7. Il résulte de ce qui précède que M. C est fondé à demander l’annulation de la décision lui refusant un titre de séjour. Par voie de conséquence, la décision portant obligation de quitter le territoire français et la décision fixant le pays de destination doivent également être annulées.
Sur les conclusions aux fins d’injonction :
8. L’exécution du présent jugement implique seulement, eu égard au motif retenu ci-dessus pour justifier l’annulation prononcée, seul à même de la fonder, que, dans un délai de deux mois suivant sa notification, le préfet de la Côte-d’Or procède à un nouvel examen de la situation de M. C.
Sur les frais liés au litige :
9. M. A C a été admis, en cours d’instance, au bénéfice de l’aide juridictionnelle. Il n’y a dès lors plus lieu de l’admettre au bénéfice de l’aide juridictionnelle provisoire.
10. Les dispositions des articles L. 761-1 du code de justice administrative et 37 de la loi du 10 juillet 1991 font obstacle à ce que soit mis à la charge de M. C, qui n’est pas, dans la présente instance, la partie perdante, le versement de quelque somme que ce soit au titre des frais exposés et non compris dans les dépens. Dans les circonstances de l’espèce, il n’y a pas lieu de mettre à la charge de L’Etat la somme dont M. C demande le versement au profit de son avocat sur le fondement des dispositions de l’article L. 761-1 du code de justice administrative et de l’article 37 de la loi du 10 juillet 1991.
DÉCIDE :
Article 1er : Les interventions du GISTI et de l’association Emmaüs France sont admises.
Article 2 : Il n’y a pas lieu d’admettre M. A C au bénéfice de l’aide juridictionnelle à titre provisoire.
Article 3 : L’arrêté du préfet de la Côte-d’Or du 16 mars 2023 est annulé.
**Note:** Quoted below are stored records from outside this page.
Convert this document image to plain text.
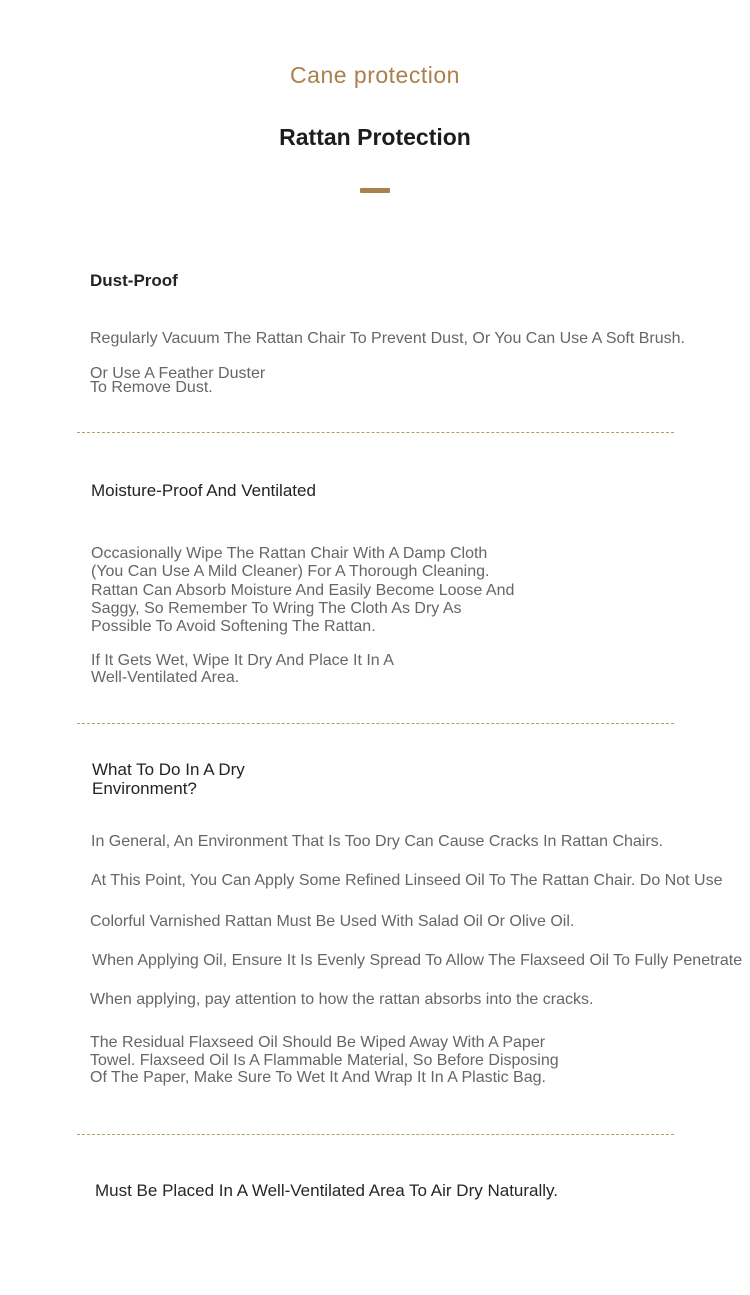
Cane protection
Rattan Protection
Dust-Proof
Regularly Vacuum The Rattan Chair To Prevent Dust, Or You Can Use A Soft Brush.
Or Use A Feather Duster
To Remove Dust.
Moisture-Proof And Ventilated
Occasionally Wipe The Rattan Chair With A Damp Cloth
(You Can Use A Mild Cleaner) For A Thorough Cleaning.
Rattan Can Absorb Moisture And Easily Become Loose And
Saggy, So Remember To Wring The Cloth As Dry As
Possible To Avoid Softening The Rattan.
If It Gets Wet, Wipe It Dry And Place It In A
Well-Ventilated Area.
What To Do In A Dry
Environment?
In General, An Environment That Is Too Dry Can Cause Cracks In Rattan Chairs.
At This Point, You Can Apply Some Refined Linseed Oil To The Rattan Chair. Do Not Use
Colorful Varnished Rattan Must Be Used With Salad Oil Or Olive Oil.
When Applying Oil, Ensure It Is Evenly Spread To Allow The Flaxseed Oil To Fully Penetrate
When applying, pay attention to how the rattan absorbs into the cracks.
The Residual Flaxseed Oil Should Be Wiped Away With A Paper
Towel. Flaxseed Oil Is A Flammable Material, So Before Disposing
Of The Paper, Make Sure To Wet It And Wrap It In A Plastic Bag.
Must Be Placed In A Well-Ventilated Area To Air Dry Naturally.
Article 4 : Il est enjoint au préfet de La Côte-d’Or de procéder à un nouvel examen de la situation de M. C, dans un délai de deux mois à compter de la notification du présent jugement.
Article 5 : Le surplus des conclusions de la requête est rejeté.
Article 6 : Les conclusions présentées par le préfet de la Côte-d’Or au titre de l’article L. 761-1 du code de justice administrative sont rejetées.
Article 7 : Le présent jugement sera notifié à M. A C, au préfet de la Côte-d’Or, à
Me Grenier, au Groupe d’information et de soutien des immigré.es (GISTI) et à l’association Emmaüs France.
Copie en sera adressée au ministre de l’intérieur et des outre-mer.
Délibéré après l’audience du 28 septembre 2023, à laquelle siégeaient :
M. Olivier Rousset, président,
Mme Marie-Eve Laurent, première conseillère,
Mme Océane Viotti conseillère.
Rendu public par mise à disposition au greffe le 16 octobre 2023.
La rapporteure,
M-E B
Le président,
O. Rousset
La greffière,
C. Chapiron
La République mande et ordonne au préfet de la Côte-d’Or en ce qui le concerne ou à tous commissaires de justice à ce requis en ce qui concerne les voies de droit commun, contre les parties privées, de pourvoir à l’exécution du présent jugement.